Can we try to unroll this? Add new helpers to hide the repeating parts,
store extra state in iter if needed.

AFAIU, we want the following:
1. find sk, try to fill the batch, if it fits -> bail out
2. try to allocate new batch with GPU_USER, try to fill again -> bail
   out
3. otherwise, attempt GPF_NOWAIT and do that dance where you copy over
   previous partial copy

The conditional put in bpf_iter_tcp_put_batch does not look nice :-(
Same for unconditional memcpy (which, if I understand correctly, only
needed for GFP_NOWAIT case).

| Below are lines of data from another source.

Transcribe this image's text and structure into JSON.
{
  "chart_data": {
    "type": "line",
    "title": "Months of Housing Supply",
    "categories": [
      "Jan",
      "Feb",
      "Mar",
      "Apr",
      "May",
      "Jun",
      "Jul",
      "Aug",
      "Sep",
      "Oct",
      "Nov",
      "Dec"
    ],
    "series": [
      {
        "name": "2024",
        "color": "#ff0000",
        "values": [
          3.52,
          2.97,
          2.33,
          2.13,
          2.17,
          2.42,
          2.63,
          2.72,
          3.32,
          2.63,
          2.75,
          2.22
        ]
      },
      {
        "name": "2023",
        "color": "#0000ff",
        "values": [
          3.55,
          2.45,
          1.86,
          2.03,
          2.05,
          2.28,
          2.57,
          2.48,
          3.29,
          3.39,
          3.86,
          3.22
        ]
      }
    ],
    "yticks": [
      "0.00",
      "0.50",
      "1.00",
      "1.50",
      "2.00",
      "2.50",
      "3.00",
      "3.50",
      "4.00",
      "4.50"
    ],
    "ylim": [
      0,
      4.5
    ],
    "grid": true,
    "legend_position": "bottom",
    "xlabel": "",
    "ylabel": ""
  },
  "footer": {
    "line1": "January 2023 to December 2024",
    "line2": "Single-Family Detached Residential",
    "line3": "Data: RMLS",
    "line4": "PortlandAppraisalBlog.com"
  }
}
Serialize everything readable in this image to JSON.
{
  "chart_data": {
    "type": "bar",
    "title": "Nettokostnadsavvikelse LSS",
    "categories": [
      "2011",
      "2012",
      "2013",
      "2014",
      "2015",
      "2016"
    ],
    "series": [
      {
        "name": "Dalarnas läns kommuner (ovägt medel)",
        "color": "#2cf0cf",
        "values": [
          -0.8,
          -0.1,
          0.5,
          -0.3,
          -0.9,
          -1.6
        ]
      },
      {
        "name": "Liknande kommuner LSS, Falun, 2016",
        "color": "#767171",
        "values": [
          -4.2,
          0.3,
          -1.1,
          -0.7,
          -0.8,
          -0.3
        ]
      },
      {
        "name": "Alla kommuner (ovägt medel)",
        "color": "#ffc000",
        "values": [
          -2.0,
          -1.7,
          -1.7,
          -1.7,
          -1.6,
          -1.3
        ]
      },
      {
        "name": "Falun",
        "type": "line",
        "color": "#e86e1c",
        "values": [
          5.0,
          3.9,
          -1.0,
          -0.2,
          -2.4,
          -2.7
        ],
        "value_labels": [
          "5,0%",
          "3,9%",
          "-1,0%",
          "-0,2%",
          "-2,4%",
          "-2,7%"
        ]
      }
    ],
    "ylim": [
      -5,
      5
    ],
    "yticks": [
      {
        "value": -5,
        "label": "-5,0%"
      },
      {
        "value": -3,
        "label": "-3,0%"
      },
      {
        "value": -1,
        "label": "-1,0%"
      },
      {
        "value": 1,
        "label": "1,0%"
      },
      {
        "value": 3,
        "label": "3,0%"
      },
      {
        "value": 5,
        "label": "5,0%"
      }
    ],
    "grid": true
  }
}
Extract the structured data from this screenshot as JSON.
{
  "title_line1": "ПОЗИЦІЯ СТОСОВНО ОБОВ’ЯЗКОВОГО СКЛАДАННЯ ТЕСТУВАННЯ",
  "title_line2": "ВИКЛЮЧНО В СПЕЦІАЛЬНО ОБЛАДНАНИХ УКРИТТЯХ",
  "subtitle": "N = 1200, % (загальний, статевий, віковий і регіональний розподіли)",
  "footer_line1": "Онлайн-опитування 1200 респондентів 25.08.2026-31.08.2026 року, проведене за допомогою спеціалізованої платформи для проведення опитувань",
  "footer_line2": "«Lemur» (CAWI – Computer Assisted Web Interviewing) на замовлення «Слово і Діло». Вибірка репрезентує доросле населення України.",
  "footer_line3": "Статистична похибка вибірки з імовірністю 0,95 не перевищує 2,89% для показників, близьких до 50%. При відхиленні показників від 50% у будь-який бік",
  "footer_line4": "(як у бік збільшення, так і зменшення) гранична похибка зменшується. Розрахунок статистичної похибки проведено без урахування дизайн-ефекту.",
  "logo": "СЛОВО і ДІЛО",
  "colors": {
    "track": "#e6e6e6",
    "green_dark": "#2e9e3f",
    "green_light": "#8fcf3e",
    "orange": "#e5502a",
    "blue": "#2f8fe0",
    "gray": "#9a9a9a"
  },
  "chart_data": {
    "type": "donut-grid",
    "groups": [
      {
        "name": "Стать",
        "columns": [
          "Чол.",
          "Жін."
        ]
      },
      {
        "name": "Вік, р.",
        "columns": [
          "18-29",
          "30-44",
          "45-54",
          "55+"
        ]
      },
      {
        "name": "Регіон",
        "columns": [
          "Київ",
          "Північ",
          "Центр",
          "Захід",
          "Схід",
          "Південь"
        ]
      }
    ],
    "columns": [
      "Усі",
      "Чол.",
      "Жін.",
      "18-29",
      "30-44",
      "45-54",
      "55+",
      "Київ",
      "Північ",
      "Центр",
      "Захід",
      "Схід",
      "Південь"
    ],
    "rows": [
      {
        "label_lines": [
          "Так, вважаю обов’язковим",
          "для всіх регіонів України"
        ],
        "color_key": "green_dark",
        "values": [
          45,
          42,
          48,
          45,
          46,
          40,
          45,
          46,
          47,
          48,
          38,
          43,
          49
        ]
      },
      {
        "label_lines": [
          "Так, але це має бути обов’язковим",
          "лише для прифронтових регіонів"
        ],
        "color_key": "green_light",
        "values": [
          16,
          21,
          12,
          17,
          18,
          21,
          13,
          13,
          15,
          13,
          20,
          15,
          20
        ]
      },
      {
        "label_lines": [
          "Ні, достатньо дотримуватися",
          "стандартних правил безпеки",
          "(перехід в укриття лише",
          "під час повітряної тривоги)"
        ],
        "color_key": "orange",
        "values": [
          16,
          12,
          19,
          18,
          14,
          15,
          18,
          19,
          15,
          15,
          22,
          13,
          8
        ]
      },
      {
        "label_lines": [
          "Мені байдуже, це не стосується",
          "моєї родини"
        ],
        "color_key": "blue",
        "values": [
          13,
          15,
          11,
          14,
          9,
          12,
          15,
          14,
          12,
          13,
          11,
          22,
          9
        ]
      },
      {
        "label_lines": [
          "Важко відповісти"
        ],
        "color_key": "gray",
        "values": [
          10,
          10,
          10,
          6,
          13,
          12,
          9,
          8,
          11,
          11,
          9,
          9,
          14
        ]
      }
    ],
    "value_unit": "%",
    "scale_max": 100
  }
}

I'm 99% sure your current version works,
but it's a bit hard to follow :-(

Untested code to illustrate the idea below. Any reason it won't work?

/* fast path */

sk = tcp_seek_last_pos(seq);
if (!sk) return NULL;
fits = bpf_iter_tcp_fill_batch(...);
bpf_iter_tcp_unlock_bucket(iter);
if (fits) return sk;

/* not enough space to store full batch, try to reallocate with GFP_USER */

bpf_iter_tcp_free_batch(iter);

if (bpf_iter_tcp_alloc_batch(iter, GFP_USER)) {
	/* allocated 'expected' size, try to fill again */

	sk = tcp_seek_last_pos(seq);
	if (!sk) return NULL;
	fits = bpf_iter_tcp_fill_batch(...);
	if (fits) {
		bpf_iter_tcp_unlock_bucket(iter);
		return sk;
	}
}

/* the bucket is still locked here, sk points to the correct one,
 * we have a partial result in iter->batch */

old_batch = iter->batch;

if (!bpf_iter_tcp_alloc_batch(iter, GFP_NOWAIT)) {
	/* no luck, bail out */
	bpf_iter_tcp_unlock_bucket(iter);
	bpf_iter_tcp_free_batch(iter); /* or put? */
	return ERR_PTR(-ENOMEM);
}

if (old_batch) {
	/* copy partial result from the previous run if needed? */
	memcpy(iter->batch, old_batch, ...);
	kvfree(old_batch);
}

/* TODO: somehow fill the remainder */

bpf_iter_tcp_unlock_bucket(iter);
return ..;

....

bool bpf_iter_tcp_fill_batch(...)
{
	if (st->state == TCP_SEQ_STATE_LISTENING)
		expected = bpf_iter_tcp_listening_batch(seq, sk);
	else
		expected = bpf_iter_tcp_established_batch(seq, sk);

	/* TODO: store expected into the iter for future resizing */
	/* TODO: make bpf_iter_tcp_xxx_batch store start_sk in iter */

	if (iter->end_sk == expected) {
		iter->st_bucket_done = true;
		return true;
	}

	return false;
}

bool bpf_iter_tcp_free_batch(...)
{
	bpf_iter_tcp_put_batch(iter);
	kvfree(iter->batch);
	iter->batch = NULL;
}